Maybe I have it wrong. Does the federal government use a system like IdeaStorm to generate and bubble up ideas?
I guess I made a leap of faith. When I heard about the program, I assumed it was an ideastorm-like process because it accepted ideas from all employees and involved voting. However, I see no evidence of that process on the official site for the program: http://www.whitehouse.gov/omb/save/SaveAwardHomePage/
Thanks for clearing that up for me. I would like to see the government set up something like Ideastorm both internally and externally. Now, I just need to figure out how to get that idea heard!

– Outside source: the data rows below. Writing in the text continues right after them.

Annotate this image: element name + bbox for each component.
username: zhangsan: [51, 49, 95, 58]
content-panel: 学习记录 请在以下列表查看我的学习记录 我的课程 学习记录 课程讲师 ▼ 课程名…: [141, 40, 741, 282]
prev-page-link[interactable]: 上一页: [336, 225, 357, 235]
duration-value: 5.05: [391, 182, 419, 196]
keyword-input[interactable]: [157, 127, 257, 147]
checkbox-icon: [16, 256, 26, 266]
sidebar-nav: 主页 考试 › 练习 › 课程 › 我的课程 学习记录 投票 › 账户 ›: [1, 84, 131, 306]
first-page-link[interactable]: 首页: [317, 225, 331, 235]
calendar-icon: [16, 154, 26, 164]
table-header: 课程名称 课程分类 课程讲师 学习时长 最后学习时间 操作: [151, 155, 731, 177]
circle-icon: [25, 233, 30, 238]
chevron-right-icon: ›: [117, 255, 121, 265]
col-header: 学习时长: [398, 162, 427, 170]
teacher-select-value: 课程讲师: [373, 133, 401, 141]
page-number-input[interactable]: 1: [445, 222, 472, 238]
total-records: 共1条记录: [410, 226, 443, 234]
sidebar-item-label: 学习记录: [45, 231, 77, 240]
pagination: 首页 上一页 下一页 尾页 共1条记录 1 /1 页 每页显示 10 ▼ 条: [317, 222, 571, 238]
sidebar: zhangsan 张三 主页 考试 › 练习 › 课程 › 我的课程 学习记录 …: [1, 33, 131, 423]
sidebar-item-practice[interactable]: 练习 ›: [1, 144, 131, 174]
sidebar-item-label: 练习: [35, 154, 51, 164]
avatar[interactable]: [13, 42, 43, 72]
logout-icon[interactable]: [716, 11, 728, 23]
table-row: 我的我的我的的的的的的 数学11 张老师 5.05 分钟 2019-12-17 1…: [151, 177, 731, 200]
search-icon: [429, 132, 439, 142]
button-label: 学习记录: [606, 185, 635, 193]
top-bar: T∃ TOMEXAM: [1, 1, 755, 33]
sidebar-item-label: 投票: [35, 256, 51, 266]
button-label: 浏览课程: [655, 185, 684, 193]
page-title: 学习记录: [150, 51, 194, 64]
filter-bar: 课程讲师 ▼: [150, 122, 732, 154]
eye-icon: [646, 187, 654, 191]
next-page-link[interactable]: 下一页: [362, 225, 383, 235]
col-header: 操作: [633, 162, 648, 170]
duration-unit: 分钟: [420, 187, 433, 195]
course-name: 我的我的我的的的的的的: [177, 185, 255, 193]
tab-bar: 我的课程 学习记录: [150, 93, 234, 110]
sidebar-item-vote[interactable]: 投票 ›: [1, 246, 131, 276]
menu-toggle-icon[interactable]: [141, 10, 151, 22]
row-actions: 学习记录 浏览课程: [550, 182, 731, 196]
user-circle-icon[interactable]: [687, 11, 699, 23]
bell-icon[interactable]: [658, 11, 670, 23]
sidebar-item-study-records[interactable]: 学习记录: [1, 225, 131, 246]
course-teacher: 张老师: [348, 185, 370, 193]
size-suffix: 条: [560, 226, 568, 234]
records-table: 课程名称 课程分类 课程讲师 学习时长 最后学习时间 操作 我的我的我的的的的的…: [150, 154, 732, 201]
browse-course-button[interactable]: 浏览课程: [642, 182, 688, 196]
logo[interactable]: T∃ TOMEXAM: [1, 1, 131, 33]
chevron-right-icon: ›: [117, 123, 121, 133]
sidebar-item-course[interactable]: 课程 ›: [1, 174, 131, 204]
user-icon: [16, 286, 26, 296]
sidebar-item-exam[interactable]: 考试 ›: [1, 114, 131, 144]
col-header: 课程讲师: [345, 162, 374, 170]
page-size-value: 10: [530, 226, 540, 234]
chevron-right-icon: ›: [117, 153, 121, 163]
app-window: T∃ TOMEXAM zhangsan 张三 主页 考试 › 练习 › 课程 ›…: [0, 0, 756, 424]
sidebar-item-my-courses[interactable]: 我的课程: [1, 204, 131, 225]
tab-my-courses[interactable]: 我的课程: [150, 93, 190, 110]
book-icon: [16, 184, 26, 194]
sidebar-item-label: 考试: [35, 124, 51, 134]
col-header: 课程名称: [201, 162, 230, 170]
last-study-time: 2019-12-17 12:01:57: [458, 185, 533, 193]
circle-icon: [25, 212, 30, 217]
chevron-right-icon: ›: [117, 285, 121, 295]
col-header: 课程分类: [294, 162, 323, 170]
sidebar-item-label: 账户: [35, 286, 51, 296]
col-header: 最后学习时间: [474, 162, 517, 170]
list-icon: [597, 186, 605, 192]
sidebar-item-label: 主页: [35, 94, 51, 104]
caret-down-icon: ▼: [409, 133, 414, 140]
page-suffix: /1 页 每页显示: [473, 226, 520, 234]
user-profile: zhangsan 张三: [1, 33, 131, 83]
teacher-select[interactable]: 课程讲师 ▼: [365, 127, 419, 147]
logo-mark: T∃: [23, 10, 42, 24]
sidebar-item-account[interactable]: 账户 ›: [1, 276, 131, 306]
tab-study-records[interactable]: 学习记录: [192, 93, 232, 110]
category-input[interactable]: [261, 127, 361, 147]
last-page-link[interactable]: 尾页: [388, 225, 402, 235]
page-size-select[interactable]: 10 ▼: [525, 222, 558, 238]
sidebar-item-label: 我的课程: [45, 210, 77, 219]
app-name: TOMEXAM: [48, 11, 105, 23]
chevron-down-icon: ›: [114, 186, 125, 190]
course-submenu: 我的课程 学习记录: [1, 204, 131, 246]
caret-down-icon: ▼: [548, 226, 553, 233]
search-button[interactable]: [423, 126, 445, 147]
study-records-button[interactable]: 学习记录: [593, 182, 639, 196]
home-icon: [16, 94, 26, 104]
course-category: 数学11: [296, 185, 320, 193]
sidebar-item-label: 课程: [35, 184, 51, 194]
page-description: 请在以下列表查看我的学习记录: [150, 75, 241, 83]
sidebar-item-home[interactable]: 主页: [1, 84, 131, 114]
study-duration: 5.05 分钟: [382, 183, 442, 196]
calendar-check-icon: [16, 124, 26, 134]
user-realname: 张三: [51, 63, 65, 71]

On a side note, I did find that Change.org ran an ideastorm-like contest earlier in the year, but their site is down now. In addition, there is a site called ideas.obamacto.org that seems to have some good ideas, but it is not sponsored by the government. Apparently, the site was built for only $75. http://pcworld.about.com/od/businesscenter/Web-Site-Collects-Ideas-for-Ob.htm
Finally, I found a site with the ridiculous name of ohboyobama.com that is trying to do the same thing. However, ohboyobama.com demonstrates the need for a good moderator and a lot of publicity since every suggestion on that site is actually an ad.
Nice commentary Mark.
I like the crowd sourcing idea for Dell (I too am a former employee) and it worked well for the company. The reality is that crowd sourcing is great when you have people who know something bout what they are voting on. Consumers know what they want form their computers so Dell’s IdeaStorm works well. If the online voting was completely open then I’m not sure if that’s the best to pick. An alternative would be to get healthcare professionals to vote on the winners.
I’m with you on the “hero” mentality. My hunch is that it stems from the American Psyche. We were a nation of individualists when we were first formed and continue to carry that spirit with us today (ala emphasis on personal responsibility). This is great in simpler cases but in complex operations with several participants it’s the team that does the work not the individual.
This is a great article! I am currently working on my Masters in Industrial Engineering and my thesis has to do with Prescription Waste in the VA. This article is of great interest and I wanted to know if I could somehow use it for my thesis. We are looking at waste in a different area of the VA but these cost savings data is very significant. Do you have any sources I could use to follow up?